Despite the American Library Association’s [ALA] support for equal access and free speech, ALA agreed to allow the President to make a video statement to hundreds of librarians at the annual ALA convention, then to never display nor distribute it ever again. Some librarians bristle at this and related ALA problems with mishandling the message;….
“The Sellout: American Libraries to Promote Obamacare,” by Lindsey Grudnicki, National Review Online, 1 July 2013:
So the public library – the institution whose foundational principles are the preservation of intellectual freedom and the unbiased promotion of learning – will become politicized to advance the Obama administration’s agenda.

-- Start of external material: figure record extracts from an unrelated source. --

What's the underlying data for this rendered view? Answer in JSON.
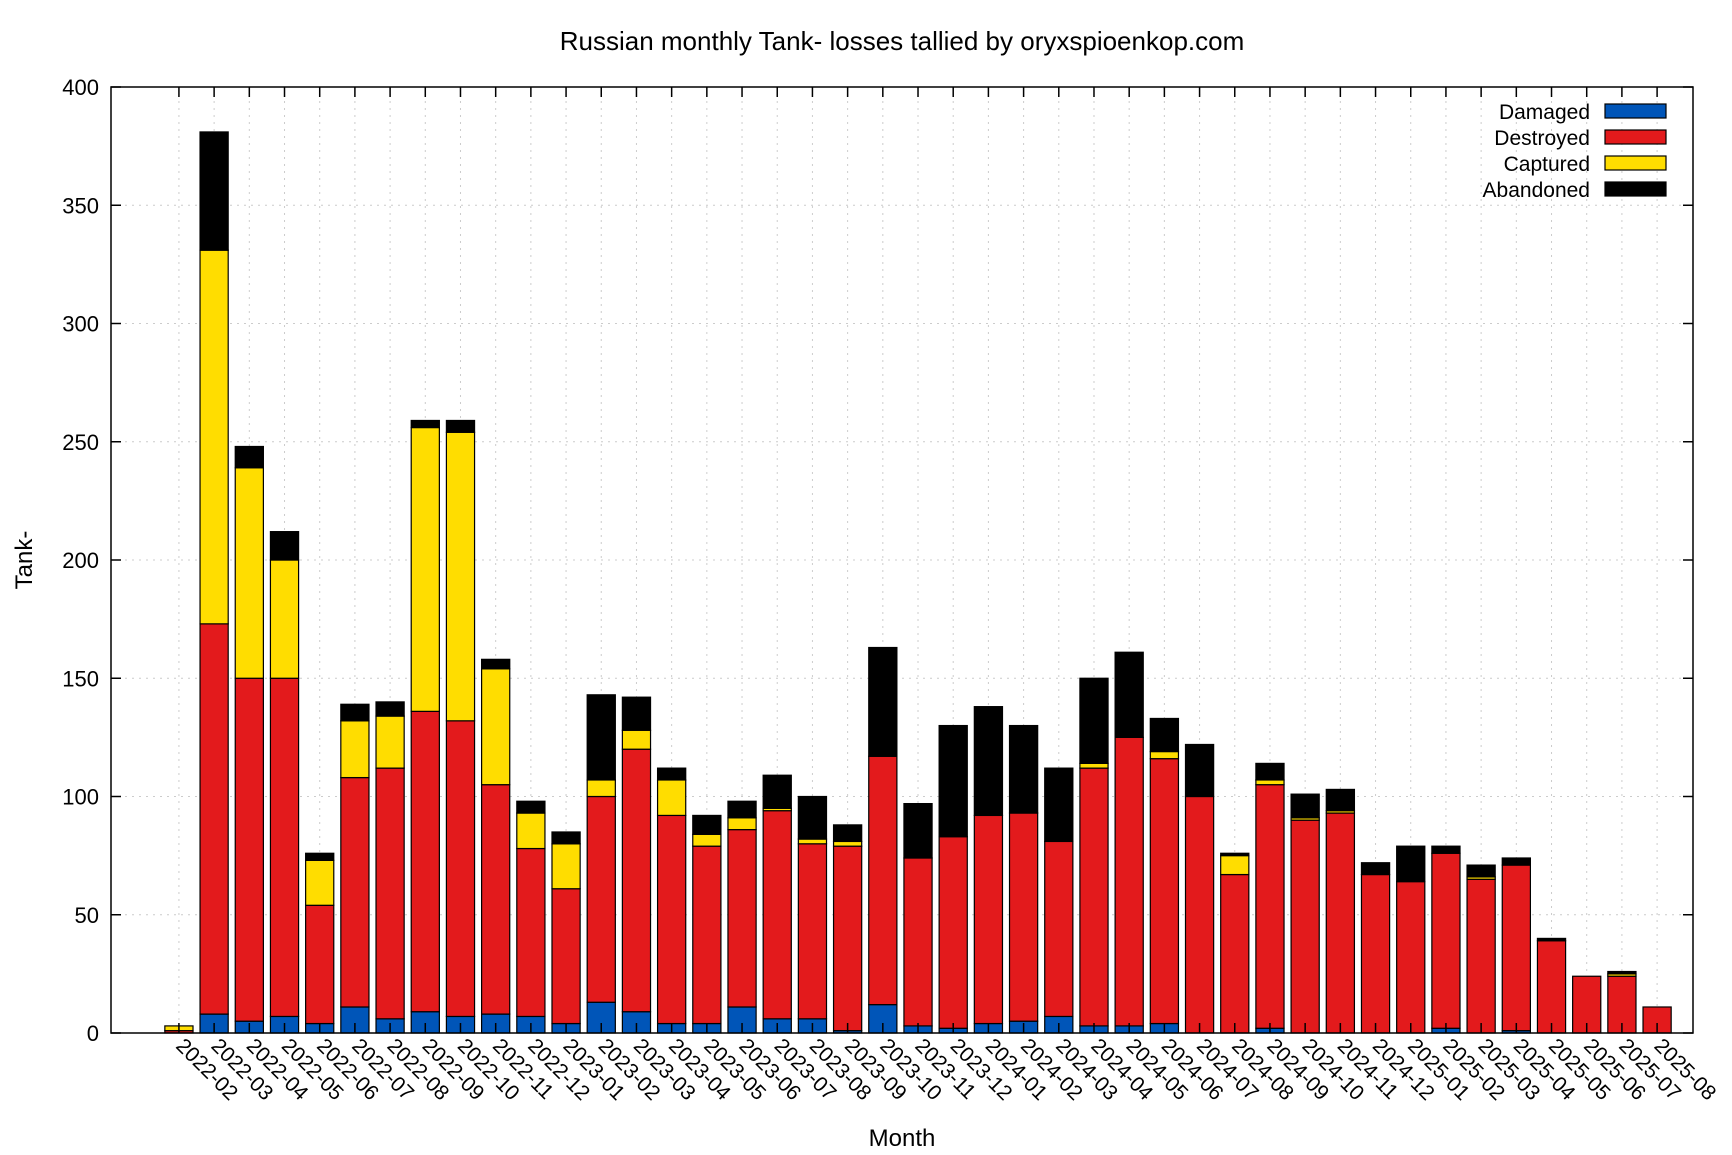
{
  "chart_data": {
    "type": "bar",
    "stacked": true,
    "title": "Russian monthly Tank- losses tallied by oryxspioenkop.com",
    "xlabel": "Month",
    "ylabel": "Tank-",
    "ylim": [
      0,
      400
    ],
    "yticks": [
      0,
      50,
      100,
      150,
      200,
      250,
      300,
      350,
      400
    ],
    "grid": true,
    "legend_position": "top-right",
    "categories": [
      "2022-02",
      "2022-03",
      "2022-04",
      "2022-05",
      "2022-06",
      "2022-07",
      "2022-08",
      "2022-09",
      "2022-10",
      "2022-11",
      "2022-12",
      "2023-01",
      "2023-02",
      "2023-03",
      "2023-04",
      "2023-05",
      "2023-06",
      "2023-07",
      "2023-08",
      "2023-09",
      "2023-10",
      "2023-11",
      "2023-12",
      "2024-01",
      "2024-02",
      "2024-03",
      "2024-04",
      "2024-05",
      "2024-06",
      "2024-07",
      "2024-08",
      "2024-09",
      "2024-10",
      "2024-11",
      "2024-12",
      "2025-01",
      "2025-02",
      "2025-03",
      "2025-04",
      "2025-05",
      "2025-06",
      "2025-07",
      "2025-08"
    ],
    "series": [
      {
        "name": "Damaged",
        "color": "#0055b8",
        "values": [
          0,
          8,
          5,
          7,
          4,
          11,
          6,
          9,
          7,
          8,
          7,
          4,
          13,
          9,
          4,
          4,
          11,
          6,
          6,
          1,
          12,
          3,
          2,
          4,
          5,
          7,
          3,
          3,
          4,
          0,
          0,
          2,
          0,
          0,
          0,
          0,
          2,
          0,
          1,
          0,
          0,
          0,
          0
        ]
      },
      {
        "name": "Destroyed",
        "color": "#e31a1c",
        "values": [
          1,
          165,
          145,
          143,
          50,
          97,
          106,
          127,
          125,
          97,
          71,
          57,
          87,
          111,
          88,
          75,
          75,
          88,
          74,
          78,
          105,
          71,
          81,
          88,
          88,
          74,
          109,
          122,
          112,
          100,
          67,
          103,
          90,
          93,
          67,
          64,
          74,
          65,
          70,
          39,
          24,
          24,
          11
        ]
      },
      {
        "name": "Captured",
        "color": "#ffdd00",
        "values": [
          2,
          158,
          89,
          50,
          19,
          24,
          22,
          120,
          122,
          49,
          15,
          19,
          7,
          8,
          15,
          5,
          5,
          1,
          2,
          2,
          0,
          0,
          0,
          0,
          0,
          0,
          2,
          0,
          3,
          0,
          8,
          2,
          1,
          1,
          0,
          0,
          0,
          1,
          0,
          0,
          0,
          1,
          0
        ]
      },
      {
        "name": "Abandoned",
        "color": "#000000",
        "values": [
          0,
          50,
          9,
          12,
          3,
          7,
          6,
          3,
          5,
          4,
          5,
          5,
          36,
          14,
          5,
          8,
          7,
          14,
          18,
          7,
          46,
          23,
          47,
          46,
          37,
          31,
          36,
          36,
          14,
          22,
          1,
          7,
          10,
          9,
          5,
          15,
          3,
          5,
          3,
          1,
          0,
          1,
          0
        ]
      }
    ]
  }
}
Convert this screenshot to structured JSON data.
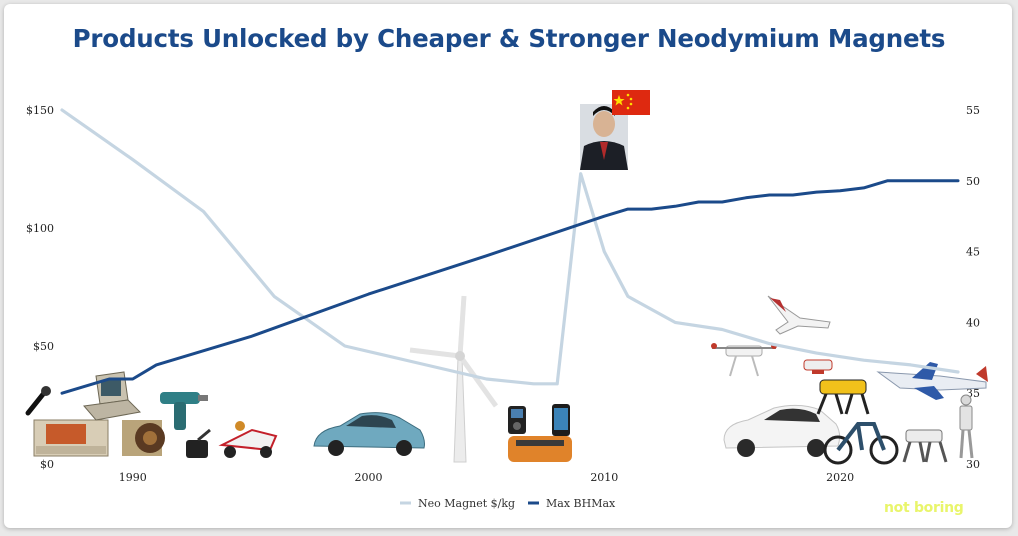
{
  "title": "Products Unlocked by Cheaper & Stronger Neodymium Magnets",
  "brand": "not boring",
  "colors": {
    "price": "#c5d5e2",
    "bhmax": "#1b4a8a",
    "title": "#1b4a8a"
  },
  "chart_data": {
    "type": "line",
    "title": "Products Unlocked by Cheaper & Stronger Neodymium Magnets",
    "x_ticks": [
      1990,
      2000,
      2010,
      2020
    ],
    "xlim": [
      1987,
      2025
    ],
    "y_left": {
      "lim": [
        0,
        150
      ],
      "ticks": [
        0,
        50,
        100,
        150
      ],
      "tick_labels": [
        "$0",
        "$50",
        "$100",
        "$150"
      ]
    },
    "y_right": {
      "lim": [
        30,
        55
      ],
      "ticks": [
        30,
        35,
        40,
        45,
        50,
        55
      ],
      "tick_labels": [
        "30",
        "35",
        "40",
        "45",
        "50",
        "55"
      ]
    },
    "legend_position": "bottom-center",
    "series": [
      {
        "name": "Neo Magnet $/kg",
        "axis": "left",
        "color": "#c5d5e2",
        "x": [
          1987,
          1990,
          1993,
          1996,
          1999,
          2002,
          2005,
          2007,
          2008,
          2009,
          2010,
          2011,
          2013,
          2015,
          2017,
          2019,
          2021,
          2023,
          2025
        ],
        "values": [
          150,
          129,
          107,
          71,
          50,
          43,
          36,
          34,
          34,
          123,
          90,
          71,
          60,
          57,
          51,
          47,
          44,
          42,
          39
        ]
      },
      {
        "name": "Max BHMax",
        "axis": "right",
        "color": "#1b4a8a",
        "x": [
          1987,
          1989,
          1990,
          1991,
          1995,
          2000,
          2005,
          2010,
          2011,
          2012,
          2013,
          2014,
          2015,
          2016,
          2017,
          2018,
          2019,
          2020,
          2021,
          2022,
          2023,
          2024,
          2025
        ],
        "values": [
          35,
          36,
          36,
          37,
          39,
          42,
          44.7,
          47.5,
          48,
          48,
          48.2,
          48.5,
          48.5,
          48.8,
          49,
          49,
          49.2,
          49.3,
          49.5,
          50,
          50,
          50,
          50
        ]
      }
    ]
  },
  "images": [
    {
      "name": "microphone-image"
    },
    {
      "name": "vintage-computer-image"
    },
    {
      "name": "laptop-image"
    },
    {
      "name": "motor-coil-image"
    },
    {
      "name": "power-drill-image"
    },
    {
      "name": "rc-buggy-image"
    },
    {
      "name": "toyota-prius-image"
    },
    {
      "name": "wind-turbine-image"
    },
    {
      "name": "ipod-image"
    },
    {
      "name": "iphone-image"
    },
    {
      "name": "roomba-image"
    },
    {
      "name": "china-leader-portrait-image"
    },
    {
      "name": "china-flag-image"
    },
    {
      "name": "fixed-wing-drone-image"
    },
    {
      "name": "quadcopter-drone-image"
    },
    {
      "name": "small-drone-image"
    },
    {
      "name": "tesla-model-3-image"
    },
    {
      "name": "robot-dog-yellow-image"
    },
    {
      "name": "ebike-image"
    },
    {
      "name": "electric-airplane-image"
    },
    {
      "name": "robot-dog-gray-image"
    },
    {
      "name": "humanoid-robot-image"
    }
  ]
}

This agreement between the ALA and the Department of Health and Human Services violates the so-called “Library Bill of Rights,” which declares that “libraries should provide materials and information presenting all points of view on current and historical issues” and that “materials should not be proscribed or removed because of partisan or doctrinal disapproval.” The partnership essentially dictates that librarians blindly lead those seeking healthcare to the welfare fountain and encourage them to drink – no matter the consequences, and no matter the myriad of concerns raised about the program. “All points of view” about the Affordable Care Act will not be represented; the proscribed materials (HealthCare.gov, marketplace.cms.gov, etc.) will clearly not offer true “health care literacy.”
What does ALA have to say to all this negativity toward helping the federal government implement new laws?
ALA PRESS OFFICER JAZZY WRIGHT
2 JUL 2013 3:14 PM
I want to apologize for the confusion. The partnership between IMLS and the Center for Medicaid Services means that both groups will work in the next coming months to prepare librarians for the number of patrons who will need help enrolling in the Affordable Care Act. ALA is only providing resources on the health law so that libraries can fulfill their mission to make information available to their patrons.
Many of you have attended the ALA Conference “Libraries and Health Insurance: Preparing for Oct 1” on Sunday. The session was recorded and will be available for sale soon. We’re sending updates to all of our ALA Washington Office subscribers: http://capwiz.com/ala/mlm/signup/ You can also get Washington Office news at http://www.districtdispatch.org.
Additionally, IMLS announced that they will work with Webjunction to host online educational seminars about the new health enrollment requirements (see this press release http://www.imls.gov/imls_and_centers_for_medicare_and_medicaid_services_to_partner_with_libraries.aspx).
American Library Association, Washington Office
Bottom Line: I agree with StephenK who commented on LISNews blog, “Alas I don’t see this ending well.”